(Billet 440) – Commission Benmoussa, certains attendent, les autres se tendent…

(Billet 440) – Commission Benmoussa, certains attendent, les autres se tendent…

Dans trois semaines, cela fera douze mois que le roi Mohammed VI aura désigné les 35+1, 35 experts et 1 président, dans ce que l’histoire et les mémoires retiendront comme la Commission spéciale pour un modèle de développement. Le Maroc en a semble-t-il urgemment besoin, lui qui patauge depuis quelques années, paraissant ne pas savoir définir un cap, et le tenir… et il en a encore plus besoin avec cette pandémie qui n’en finit pas de détruire.

Mais avons-nous vraiment besoin d’une pandémie pour détruire nos acquis ? Non, il appert que nous nous débrouillons très bien tous seuls… Voilà une commission attendue deux années durant puis qui, une fois formée, a commencé à nourrir les critiques sur sa composition, la binationalité de plusieurs de ses membres, la disponibilité des autres… Le président parle à une diplomate étrangère (qui, il est vrai, a la nuance diplomatique d’un corps de garde) et le voilà rudement secoué ; un membre exprime son opinion sur une affaire de droits, et c’est toute la commission qui trinque… Nous ne sommes même pas gaulois et nous réussissons pourtant à être réfractaires !

Dans l’intervalle, les 36 ont fait, font et achèvent le travail, écoutant les uns, se déplaçant vers les autres, notant ici les défaillances, collectant là les doléances… Et il n’en aura pas fallu davantage pour que les observateurs froncent les sourcils, haussent les épaules et hochent la tête. En signaux de désapprobation. Pourquoi ? Parce que ce travail est une sorte de remake de l’IER, disent-ils, que le rapport du Cinquantenaire a déjà défini nos maux, fulminent-ils, et que la constitution a tout cadré, rappellent-ils.
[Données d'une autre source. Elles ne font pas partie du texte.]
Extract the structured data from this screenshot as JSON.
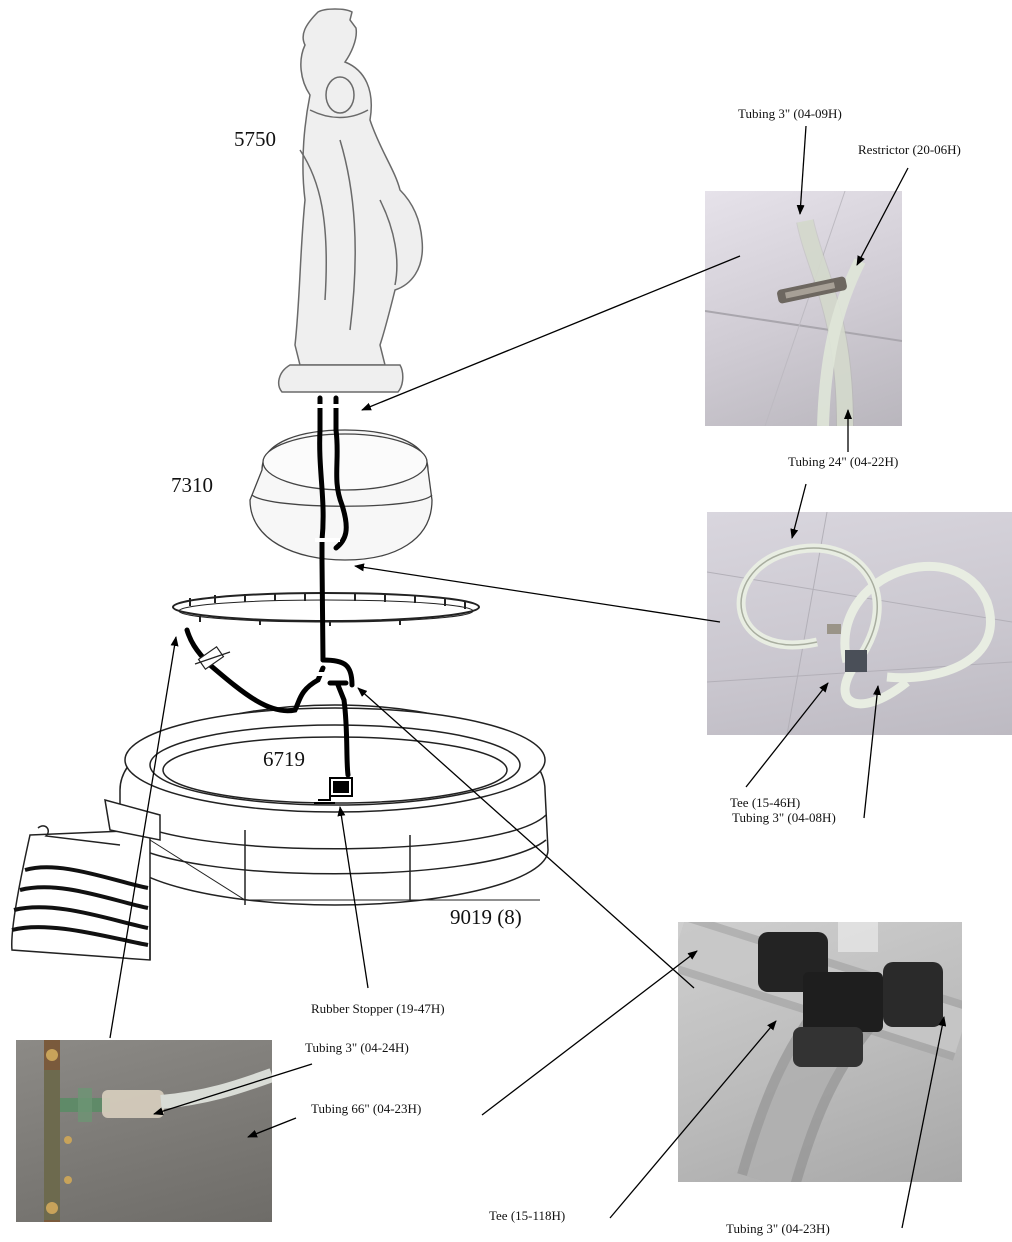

Mais comparaison se montre parfois déraison. Le Maroc de 2020 est-il celui de la première décennie 2000 ? Assurément non, par trois fois. Il a, d’abord, connu 2011 avec sa mauvaise humeur du printemps, sa constitution expresse de l’été et son scrutin tumultueux de l’automne. Elections puis déception, et donc remise en question. Le Maroc a, ensuite, vu émerger une nouvelle génération, avec de nouveaux codes de pensées et de nouvelles attentes pressées, nationaliste mais pas chauvine, loyale mais non soumise, critique et même exigeante, sans peur mais avec...

beaucoup de reproches. Cette génération est moins pusillanime, plus téméraire, et puisqu’elle n’a pas connu hier le mur de la répression, elle prend d’assaut aujourd’hui celui de l’indifférence et de la condescendance. Le Maroc a, enfin, tangué avec la pandémie, toujours dans nos murs ; et des affres du confinement, de la crainte de la paupérisation et de l’incertitude générale, personne ne sort indemne.

C’est donc ces contextes que la CSMD est chargée de lire et de structurer, pour en sortir quelque chose de valable pour ce pays. IER, rapport du Cinquantenaire et constitution ont décrit des maux et donné des définitions à des époques données et dans des contextes précis. La CSMD est chargée de mettre tout cela en musique, en modélisation, aujourd’hui, en actualisant ce qui doit l’être : c’est le modèle de développement de demain, avec nos si nombreux atouts et nos multiples talents pour servir les nouveaux métiers qui nous attendent… mais ce modèle attirera forcément, nécessairement, mécaniquement des résistances.

Comment les définir et en identifier les auteurs ? En revenant aux maux du Maroc d’aujourd’hui : l’économie de rente, l’inégalité des chances, une santé publique moribonde, un enseignement national vacillant, et la hogra… ah, la hogra, dénoncée sans langue de bois face à un Benmoussa se tenant coi. Le rapport final de la CSMD devra donc rapporter les choses, telles qu’elles sont, ou se taire à jamais. M. Benmoussa et ses pairs ne sont pas là pour plaire, et un travail bien fait déplaira. Peu importe, il restera néanmoins incontournable car en ces temps incertains où rien n’est sûr, et encore moins l’avenir, nous n’avons toujours pas de classe politique digne de ce nom, et de nous. D'où, sans doute, la mise en place de cette commission par le Roi.

Aujourd’hui, le Maroc doit changer car les temps changent et les habitudes anciennes dérangent. Avec une nouvelle donne politique, une nouvelle génération, des menaces nouvelles et inédites et une nation qui vacille, changer n’est plus un luxe ou une simple stratégie de développement. Le Maroc doit changer car ses gens l’exigent, chacun à sa manière, et l’exigence devient foi et fait loi.